Saúde

Esqueça isso: investigando como expurgamos pensamentos de nossa mente
Esquecer nem sempre é fácil. Se você já tentou apagar aquele verme irritante de sua mente ou parar de pensar se trancou a porta depois de sair de casa, sabe como pode ser perturbador pensar em algo irrelevante para a tarefa em questão.
Por Sociedade de Neurociência Cognitiva - 27/03/2023


Pixabay

Esquecer nem sempre é fácil. Se você já tentou apagar aquele verme irritante de sua mente ou parar de pensar se trancou a porta depois de sair de casa, sabe como pode ser perturbador pensar em algo irrelevante para a tarefa em questão. Embora muitos trabalhos em neurociência cognitiva se concentrem em como o cérebro humano lembra e retém informações, alguns neurocientistas cognitivos se voltaram para o esquecimento – trabalhando para rastrear exatamente como esquecemos uma informação e o que isso significa para pacientes que sofrem de distúrbios neurocognitivos.

"Pode parecer surpreendente que as pessoas possam controlar o que e como esquecem", diz Marie Banich, da Universidade do Colorado, Boulder, que está presidindo uma sessão sobre novas pesquisas sobre o esquecimento na reunião anual da Cognitive Neuroscience Society (CNS) hoje em San Francisco. "Mas o controle sobre a memória de trabalho é fundamental para alternar e repriorizar tarefas. Portanto, de muitas maneiras, não é surpreendente que tenhamos controle sobre a capacidade de remover informações do foco de nossos pensamentos".

No novo trabalho que Banich e outros estão apresentando, os pesquisadores identificaram mecanismos distintos pelos quais as pessoas removem informações de sua memória de trabalho e também descobriram que o esquecimento exige muito esforço. "Descobrimos que esquecer intencionalmente informações não mais relevantes da mente é benéfico, mas não acontece automaticamente", diz Sara Festini, da Universidade de Tampa, que também apresentará novos trabalhos na conferência do CNS. A esperança é que o corpo do trabalho possa levar não apenas a uma melhor compreensão da atenção e do foco, mas também a alvos clínicos para ajudar pacientes que sofrem de distúrbios que vão desde depressão e esquizofrenia até TEPT e TDAH.

Rastreando a perda de um pensamento

Banich ficou interessado em entender o esquecimento depois de perder alguém para o suicídio. A experiência a fez pensar sobre os perigos de pensamentos intrusivos para pessoas que sofrem de depressão e distúrbios relacionados.

"O conteúdo que fica preso na mente varia em diferentes transtornos", explica Banich. Por exemplo, pessoas com esquizofrenia podem ser consumidas por pensamentos paranóicos, enquanto aqueles que têm transtorno obsessivo-compulsivo podem estar preocupados com germes, e alguém com ansiedade pode ficar preso pensando em coisas ruins que podem acontecer no futuro. "Mas é o mesmo processo", diz ela. "Os pensamentos estão girando e girando, tornando-se o foco de atenção e difícil de remover."

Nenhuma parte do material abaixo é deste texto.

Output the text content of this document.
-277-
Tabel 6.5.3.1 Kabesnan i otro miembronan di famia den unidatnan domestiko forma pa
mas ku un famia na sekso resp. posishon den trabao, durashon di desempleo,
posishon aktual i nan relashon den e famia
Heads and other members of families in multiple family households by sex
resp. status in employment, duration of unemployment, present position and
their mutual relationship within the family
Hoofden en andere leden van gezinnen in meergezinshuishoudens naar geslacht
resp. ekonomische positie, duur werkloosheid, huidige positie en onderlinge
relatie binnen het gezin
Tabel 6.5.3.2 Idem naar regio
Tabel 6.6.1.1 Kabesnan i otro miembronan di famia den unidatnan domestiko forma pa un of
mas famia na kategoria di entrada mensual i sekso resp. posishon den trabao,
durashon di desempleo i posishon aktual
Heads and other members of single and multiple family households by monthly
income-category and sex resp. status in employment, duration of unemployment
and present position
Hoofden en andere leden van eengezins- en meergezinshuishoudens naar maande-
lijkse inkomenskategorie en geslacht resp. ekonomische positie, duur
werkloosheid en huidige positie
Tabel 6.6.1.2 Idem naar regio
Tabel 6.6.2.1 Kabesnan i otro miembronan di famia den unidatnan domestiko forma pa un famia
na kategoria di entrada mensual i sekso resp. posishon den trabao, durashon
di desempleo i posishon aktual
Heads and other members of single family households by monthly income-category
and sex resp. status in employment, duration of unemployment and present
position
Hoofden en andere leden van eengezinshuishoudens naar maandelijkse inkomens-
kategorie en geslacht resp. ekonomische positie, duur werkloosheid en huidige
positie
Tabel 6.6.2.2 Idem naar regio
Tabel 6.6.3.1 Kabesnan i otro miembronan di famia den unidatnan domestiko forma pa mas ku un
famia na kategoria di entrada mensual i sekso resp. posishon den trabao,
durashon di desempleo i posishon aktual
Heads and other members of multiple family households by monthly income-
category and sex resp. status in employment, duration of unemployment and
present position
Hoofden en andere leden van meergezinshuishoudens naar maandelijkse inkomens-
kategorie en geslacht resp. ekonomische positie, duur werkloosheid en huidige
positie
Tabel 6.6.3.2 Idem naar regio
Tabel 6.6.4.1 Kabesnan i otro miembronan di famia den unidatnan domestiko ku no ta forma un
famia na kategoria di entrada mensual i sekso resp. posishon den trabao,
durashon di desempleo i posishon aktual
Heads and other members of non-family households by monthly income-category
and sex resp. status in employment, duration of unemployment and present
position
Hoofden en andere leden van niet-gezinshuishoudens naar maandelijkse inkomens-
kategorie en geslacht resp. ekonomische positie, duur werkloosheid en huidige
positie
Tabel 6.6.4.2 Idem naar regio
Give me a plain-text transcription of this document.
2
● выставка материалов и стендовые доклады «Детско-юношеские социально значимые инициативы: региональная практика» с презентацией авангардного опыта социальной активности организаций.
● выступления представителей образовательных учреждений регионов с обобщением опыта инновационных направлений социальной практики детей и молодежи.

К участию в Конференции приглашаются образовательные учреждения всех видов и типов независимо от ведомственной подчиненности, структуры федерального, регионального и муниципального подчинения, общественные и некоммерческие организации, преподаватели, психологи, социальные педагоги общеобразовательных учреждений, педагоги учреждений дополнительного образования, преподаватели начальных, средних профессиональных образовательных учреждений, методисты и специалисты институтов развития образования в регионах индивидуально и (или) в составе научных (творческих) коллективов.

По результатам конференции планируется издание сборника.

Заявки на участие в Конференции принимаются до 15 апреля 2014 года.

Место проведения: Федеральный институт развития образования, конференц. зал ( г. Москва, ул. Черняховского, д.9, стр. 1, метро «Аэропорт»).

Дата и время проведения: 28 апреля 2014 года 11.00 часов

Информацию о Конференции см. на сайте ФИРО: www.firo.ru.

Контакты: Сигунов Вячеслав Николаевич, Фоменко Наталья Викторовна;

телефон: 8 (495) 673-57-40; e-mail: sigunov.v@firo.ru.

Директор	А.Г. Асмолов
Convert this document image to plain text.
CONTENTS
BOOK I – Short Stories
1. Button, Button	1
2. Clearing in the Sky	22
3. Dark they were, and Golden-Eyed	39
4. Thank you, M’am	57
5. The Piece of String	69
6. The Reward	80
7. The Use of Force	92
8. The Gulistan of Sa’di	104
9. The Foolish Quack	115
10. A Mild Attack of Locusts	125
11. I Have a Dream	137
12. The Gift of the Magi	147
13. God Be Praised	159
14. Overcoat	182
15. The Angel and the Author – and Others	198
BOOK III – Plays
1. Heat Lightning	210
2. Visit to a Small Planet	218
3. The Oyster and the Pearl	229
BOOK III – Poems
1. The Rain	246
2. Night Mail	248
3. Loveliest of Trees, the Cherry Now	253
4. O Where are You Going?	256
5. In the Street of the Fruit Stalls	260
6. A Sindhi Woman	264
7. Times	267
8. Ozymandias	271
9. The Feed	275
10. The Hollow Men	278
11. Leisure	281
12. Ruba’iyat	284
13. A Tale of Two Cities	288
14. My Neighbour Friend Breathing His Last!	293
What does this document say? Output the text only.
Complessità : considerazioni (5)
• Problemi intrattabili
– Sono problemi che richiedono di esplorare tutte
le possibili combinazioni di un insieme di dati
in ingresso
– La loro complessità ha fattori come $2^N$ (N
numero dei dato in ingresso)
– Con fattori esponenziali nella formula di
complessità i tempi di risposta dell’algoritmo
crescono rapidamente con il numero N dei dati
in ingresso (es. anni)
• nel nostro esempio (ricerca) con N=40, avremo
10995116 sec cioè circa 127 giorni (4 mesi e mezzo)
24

O que complica o tratamento desses distúrbios é o fato de que muitos dependem do autorrelato dos sintomas e, mesmo que um paciente relate melhora, ele ainda pode estar ruminando negativamente. Esse desafio levou Banich, um neurocientista cognitivo treinado, a responder à pergunta: como podemos saber se alguém realmente parou de pensar em algo?

Passo a passo, Banich e seus colegas aprenderam a rastrear o que acontece quando alguém tenta expurgar um pensamento de sua mente. Seu trabalho mais recente se baseia em trabalhos anteriores revisados ??por pares que documentaram três maneiras neurologicamente distintas pelas quais as pessoas removem informações de sua memória de trabalho: substituindo o pensamento por outra coisa, suprimindo esse pensamento ou limpando a mente de todos os pensamentos. Essa estrutura aparentemente simples levou muitos anos de trabalho, com a ajuda de imagens fMRI, aprendizado de máquina e outros avanços tecnológicos e experimentais. Tudo começou, disse Banich, com a percepção no meio de uma noite de que "podemos realmente usar a neuroimagem para verificar se alguém parou de pensar em alguma coisa".

Pedindo aos participantes que pensassem sobre as informações em diferentes categorias (por exemplo, rostos, lugares, frutas) enquanto estavam no scanner fMRI, Banich e sua equipe primeiro treinaram um computador nos padrões neurais resultantes para as categorias e exemplos de cada um. Eles então pediram aos participantes do estudo que esquecessem informações em diferentes categorias, verificando se elas foram removidas rastreando se o padrão cerebral ainda estava presente. Eles também identificaram o padrão neural de ativação cerebral associado a cada um dos três mecanismos de esquecimento – se eles substituíram o pensamento de um rosto como Emma Watson por um objeto, como a ponte Golden Gate, suprimiram a memória de Emma Watson ou limparam todos os pensamentos.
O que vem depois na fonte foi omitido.